Illegal Fireworks Are Back in NYC, and So Is the Task Force to Snuff Out the Noise and Make the City Safer
New York City - For the New Yorkers who stayed in the city last year, many of us heard the loud crackling noises that characterized the summer nights of 2020. Complaints of illegal fireworks in New York City reached an all-time high, with thousands calling 311 to report on the nuisance. For comparison, in 2019, less than 20 calls were logged regarding fireworks complaints.
Now, the sounds have started up again. Illegal fireworks were shot off in Williamsburg, Brooklyn two nights ago, as reported by Williamsburg News on Twitter. NYC Mayor Bill de Blasio wants to get ahead of the problem, and he announced the reinstatement of the Illegal Fireworks Task Force on Wednesday.
Illegal fireworks are noisy, they disrupt the peace of neighborhoods, but they can also be dangerous. Our job is to pull together many agencies to stop the fireworks from coming into New York City to begin with. - Mayor Bill de Blasio
Many New Yorkers were simply annoyed by the noise disturbance of the illegal fireworks. Getting decent sleep can already be a challenge during the summer in the city. Most of us don’t have central air in our century-old apartments, and we have to contend with the humidity, as well as the rising temperatures. But the Illegal Fireworks Task Force is also concerned about safety.

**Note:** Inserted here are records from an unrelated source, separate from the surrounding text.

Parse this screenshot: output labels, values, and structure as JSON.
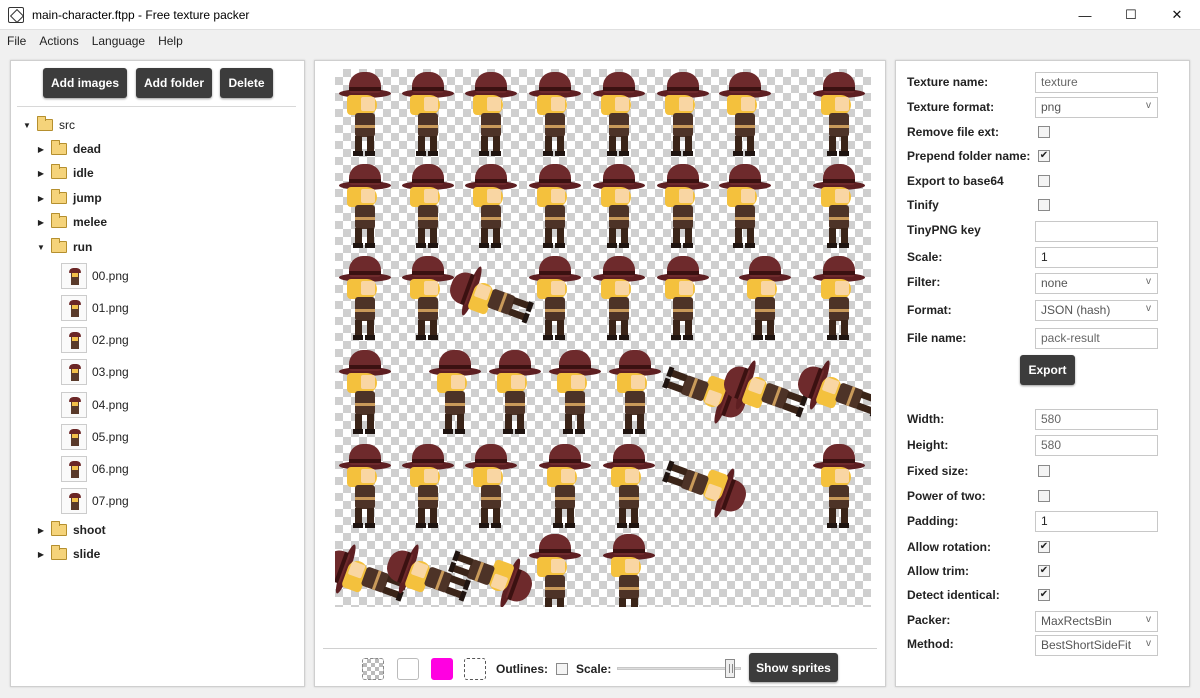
{
  "window": {
    "title": "main-character.ftpp - Free texture packer",
    "controls": {
      "minimize": "—",
      "maximize": "☐",
      "close": "✕"
    }
  },
  "menu": [
    "File",
    "Actions",
    "Language",
    "Help"
  ],
  "left": {
    "buttons": {
      "add_images": "Add images",
      "add_folder": "Add folder",
      "delete": "Delete"
    },
    "tree": {
      "root": "src",
      "folders": [
        "dead",
        "idle",
        "jump",
        "melee",
        "run",
        "shoot",
        "slide"
      ],
      "run_files": [
        "00.png",
        "01.png",
        "02.png",
        "03.png",
        "04.png",
        "05.png",
        "06.png",
        "07.png"
      ]
    }
  },
  "center": {
    "outlines_label": "Outlines:",
    "scale_label": "Scale:",
    "show_sprites": "Show sprites",
    "scale_value": 0.95,
    "outlines_checked": false,
    "swatch_colors": {
      "white": "#ffffff",
      "magenta": "#ff00e1"
    }
  },
  "right": {
    "texture_name_label": "Texture name:",
    "texture_name_value": "texture",
    "texture_format_label": "Texture format:",
    "texture_format_value": "png",
    "remove_ext_label": "Remove file ext:",
    "remove_ext_checked": false,
    "prepend_folder_label": "Prepend folder name:",
    "prepend_folder_checked": true,
    "export_base64_label": "Export to base64",
    "export_base64_checked": false,
    "tinify_label": "Tinify",
    "tinify_checked": false,
    "tinypng_key_label": "TinyPNG key",
    "tinypng_key_value": "",
    "scale_label": "Scale:",
    "scale_value": "1",
    "filter_label": "Filter:",
    "filter_value": "none",
    "format_label": "Format:",
    "format_value": "JSON (hash)",
    "file_name_label": "File name:",
    "file_name_value": "pack-result",
    "export_button": "Export",
    "width_label": "Width:",
    "width_value": "580",
    "height_label": "Height:",
    "height_value": "580",
    "fixed_size_label": "Fixed size:",
    "fixed_size_checked": false,
    "power_of_two_label": "Power of two:",
    "power_of_two_checked": false,
    "padding_label": "Padding:",
    "padding_value": "1",
    "allow_rotation_label": "Allow rotation:",
    "allow_rotation_checked": true,
    "allow_trim_label": "Allow trim:",
    "allow_trim_checked": true,
    "detect_identical_label": "Detect identical:",
    "detect_identical_checked": true,
    "packer_label": "Packer:",
    "packer_value": "MaxRectsBin",
    "method_label": "Method:",
    "method_value": "BestShortSideFit"
  }
}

Last year in the Bronx, a 3-year-old boy was injured after an illegal firework had been set off outside his window.
"Fireworks are illegal in New York City for a reason: they are extremely dangerous and can cause fires and serious injuries,” said Fire Commissioner Daniel A. Nigro, back in 2020 when they announced the task force.
Our Fire Marshals will work closely with their fellow law enforcement agencies to address this growing problem that is impacting New Yorkers in communities across our city. - Fire Commissioner Daniel A. Nigro
This time around, the task force will consist of FDNY Fire Marshals, NYPD Intelligence, and there will be partnerships with the Port Authority, the police departments in New York, New Jersey, and Yonkers, as well as the U.S. Bureau of Alcohol, Tobacco, Firearms and Explosives.
If you’re wondering why there was a huge uptick in illegal fireworks during the coronavirus pandemic last year, no one really knows the answer. Buzzfeed News talked to the co-owner of Sky King Fireworks in Pennsylvania, Joe VanOudenhove III. He guessed that people had been cooped up for too long, and they were looking for ways to “entertain themselves on a budget.”
Also, many fireworks companies shifted their marketing directly to consumers, since many big events had been cancelled last year, and the fireworks displays were canceled with them. Without the revenue from commercial clients, businesses offered special deals (such as buy one, get two free) to entice more customers.
Did the illegal fireworks in NYC bother you last summer? Are you hoping for a quieter and safer summer this year?